ADB approves grant for extending rural finance

Kathmandu, October 30:

Asian Development Bank (ADB) has declared that a loan and grant package totaling $100 million would support a comprehensive reform programme to improve access of rural households to financial services in Nepal.

The comprehensive package, as per the ADB, will help increase access to reliable and affordable financial services to rural people, allowing them to enjoy the opportunities of a reviving economy, said ADB in its statement.

Despite rural poverty in Nepal having been on the decline mainly due to larger remittance inflows, about 95 per cent of the country’s poor continue to live in rural areas.
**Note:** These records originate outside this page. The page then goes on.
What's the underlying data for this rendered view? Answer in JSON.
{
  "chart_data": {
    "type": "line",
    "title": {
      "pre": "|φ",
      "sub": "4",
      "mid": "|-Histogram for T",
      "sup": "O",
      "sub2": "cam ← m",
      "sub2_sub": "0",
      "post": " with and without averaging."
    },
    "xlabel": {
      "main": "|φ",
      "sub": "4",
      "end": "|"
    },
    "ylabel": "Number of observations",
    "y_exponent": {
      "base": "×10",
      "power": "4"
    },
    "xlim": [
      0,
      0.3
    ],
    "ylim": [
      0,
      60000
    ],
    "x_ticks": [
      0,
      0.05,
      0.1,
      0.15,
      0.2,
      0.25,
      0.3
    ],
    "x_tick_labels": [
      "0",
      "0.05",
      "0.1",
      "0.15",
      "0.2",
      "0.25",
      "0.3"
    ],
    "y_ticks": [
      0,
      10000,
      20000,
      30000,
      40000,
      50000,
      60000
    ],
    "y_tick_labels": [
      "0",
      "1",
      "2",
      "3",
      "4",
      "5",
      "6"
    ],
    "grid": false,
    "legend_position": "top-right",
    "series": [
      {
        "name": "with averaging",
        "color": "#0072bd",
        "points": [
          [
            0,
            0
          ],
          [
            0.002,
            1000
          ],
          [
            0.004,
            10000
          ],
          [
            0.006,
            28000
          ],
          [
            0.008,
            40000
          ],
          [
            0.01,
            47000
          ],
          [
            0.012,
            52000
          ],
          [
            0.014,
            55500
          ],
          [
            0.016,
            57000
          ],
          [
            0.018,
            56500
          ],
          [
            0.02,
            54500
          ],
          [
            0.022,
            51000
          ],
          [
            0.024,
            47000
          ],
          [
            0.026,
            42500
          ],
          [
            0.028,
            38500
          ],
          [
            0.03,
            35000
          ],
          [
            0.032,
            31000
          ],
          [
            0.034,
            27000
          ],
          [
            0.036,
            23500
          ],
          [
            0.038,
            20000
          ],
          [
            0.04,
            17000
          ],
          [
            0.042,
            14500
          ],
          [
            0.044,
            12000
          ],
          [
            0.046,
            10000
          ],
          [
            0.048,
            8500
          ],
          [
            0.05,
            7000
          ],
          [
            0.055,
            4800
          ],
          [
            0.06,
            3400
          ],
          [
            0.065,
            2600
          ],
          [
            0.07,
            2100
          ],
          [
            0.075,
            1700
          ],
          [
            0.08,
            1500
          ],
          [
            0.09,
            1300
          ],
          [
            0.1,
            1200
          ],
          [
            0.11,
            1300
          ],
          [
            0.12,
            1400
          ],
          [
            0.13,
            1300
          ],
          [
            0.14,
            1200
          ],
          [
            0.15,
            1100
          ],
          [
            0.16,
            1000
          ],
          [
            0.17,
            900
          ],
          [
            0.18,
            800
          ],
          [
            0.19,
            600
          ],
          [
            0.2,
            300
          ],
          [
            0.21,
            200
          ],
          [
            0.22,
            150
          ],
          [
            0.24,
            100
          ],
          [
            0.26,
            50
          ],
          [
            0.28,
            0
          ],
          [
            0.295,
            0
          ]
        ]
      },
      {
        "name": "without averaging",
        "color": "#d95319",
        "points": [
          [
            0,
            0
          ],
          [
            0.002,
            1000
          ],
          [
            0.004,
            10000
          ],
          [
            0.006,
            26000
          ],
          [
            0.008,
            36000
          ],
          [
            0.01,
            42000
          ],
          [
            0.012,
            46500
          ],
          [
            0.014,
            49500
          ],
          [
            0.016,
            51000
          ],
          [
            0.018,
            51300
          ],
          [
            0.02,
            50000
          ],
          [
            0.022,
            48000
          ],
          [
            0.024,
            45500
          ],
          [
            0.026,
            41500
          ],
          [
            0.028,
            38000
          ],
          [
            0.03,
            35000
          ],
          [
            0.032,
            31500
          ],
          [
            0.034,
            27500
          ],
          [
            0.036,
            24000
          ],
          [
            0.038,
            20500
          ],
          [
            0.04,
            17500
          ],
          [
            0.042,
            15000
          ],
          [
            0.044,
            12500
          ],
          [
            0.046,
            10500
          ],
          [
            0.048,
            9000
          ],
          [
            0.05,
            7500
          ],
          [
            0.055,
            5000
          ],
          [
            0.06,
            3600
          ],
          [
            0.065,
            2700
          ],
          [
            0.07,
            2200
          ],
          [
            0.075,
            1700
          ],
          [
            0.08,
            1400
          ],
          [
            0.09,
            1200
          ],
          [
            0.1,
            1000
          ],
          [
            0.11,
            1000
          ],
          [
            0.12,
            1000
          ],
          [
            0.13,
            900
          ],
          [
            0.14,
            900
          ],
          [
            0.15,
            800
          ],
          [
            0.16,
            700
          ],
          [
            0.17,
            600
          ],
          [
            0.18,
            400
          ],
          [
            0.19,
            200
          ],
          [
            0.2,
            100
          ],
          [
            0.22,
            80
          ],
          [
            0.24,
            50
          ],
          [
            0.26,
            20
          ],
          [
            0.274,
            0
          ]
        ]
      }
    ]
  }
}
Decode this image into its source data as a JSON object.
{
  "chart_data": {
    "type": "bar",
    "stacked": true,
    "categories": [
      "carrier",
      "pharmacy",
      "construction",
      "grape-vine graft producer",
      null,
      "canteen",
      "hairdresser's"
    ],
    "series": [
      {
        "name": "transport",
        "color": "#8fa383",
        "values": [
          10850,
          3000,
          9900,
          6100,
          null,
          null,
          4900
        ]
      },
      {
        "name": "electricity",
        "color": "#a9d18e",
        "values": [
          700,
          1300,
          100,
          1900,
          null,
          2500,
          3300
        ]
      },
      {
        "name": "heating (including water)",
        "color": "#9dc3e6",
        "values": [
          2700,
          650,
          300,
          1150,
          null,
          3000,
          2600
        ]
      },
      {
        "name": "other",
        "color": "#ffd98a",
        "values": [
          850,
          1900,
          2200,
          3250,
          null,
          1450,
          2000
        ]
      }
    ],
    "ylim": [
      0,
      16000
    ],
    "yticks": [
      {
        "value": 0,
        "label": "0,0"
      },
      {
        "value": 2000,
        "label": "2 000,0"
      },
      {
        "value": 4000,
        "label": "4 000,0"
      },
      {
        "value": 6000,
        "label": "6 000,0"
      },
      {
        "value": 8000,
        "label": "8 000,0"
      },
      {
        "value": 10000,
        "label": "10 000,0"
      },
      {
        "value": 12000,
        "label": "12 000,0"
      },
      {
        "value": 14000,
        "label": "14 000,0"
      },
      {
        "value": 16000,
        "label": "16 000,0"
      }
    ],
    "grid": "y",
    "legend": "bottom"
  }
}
Access to institutional financial services in Nepal is severely limited, reaching only 28 per cent of the population.

This can be solved, ADB said, by revitalizing the network of rural finance institutions. However, a high-risk profile, restrictive policies, and security concerns, along with difficult terrain, inhibit the growth of private institutional rural finance services, says ADB. “Wider sectoral reform is needed to address bottlenecks to growth of efficient rural finance services for the poor,” Mayumi Ozaki, an ADB finance specialist was quoted as saying in ADB’s statement.

The Rural Finance Sector Development Cluster Programme (RSDCP) comprises of two subgroups, the first of which aims to consolidate the fragmented rural finance regulatory framework, commercialise rural finance institutions, and strengthen the capabilities of rural finance service providers, said the ADB statement.

ADB added, “This subprogramme backed by a $56 million loan from ADB’s concessional Asian Development Fund (ADF), should create an environment that stimulates growth of rural finance through policy, legal, regulatory and institutional reforms.”

The loan carries a 24-year term including an eight-year grace period and an annual interest charge of one per cent during the grace period and 1.5 per cent afterwards, said ADB. A second loan, which could total $35 million, will be prepared in 2009, according to ADB.

Funds from this first loan will be used to re-capitalize the Agricultural Development Bank Ltd (ADBL), the third largest bank in the country that, despite its institutional weaknesses, remains the single most important institution in the rural sector.

An $8.7 million grant, also from the ADF, complements the reform efforts by supporting restructuring of ADBL and, the Small Farmers Development Bank, an institution catering to cooperatives of small farmers. It will also establish a training institute in banking and finance and support product and process innovations.

The second sub-programme, after satisfactory completion of the first one in 2008, will continue to promote reforms, expand reach of commercial-based rural finance services, and support privatisation of important rural finance institutions, including ADBL.

In addition, a $500,000 technical assistance grant from the Japan Special Fund from the government of Japan, will ensure quality inputs from experts on ADBL restructuring in line with international best practices, says ADB. The ministry of finance is the executing agency for the entire programme, which will be carried out until 2011.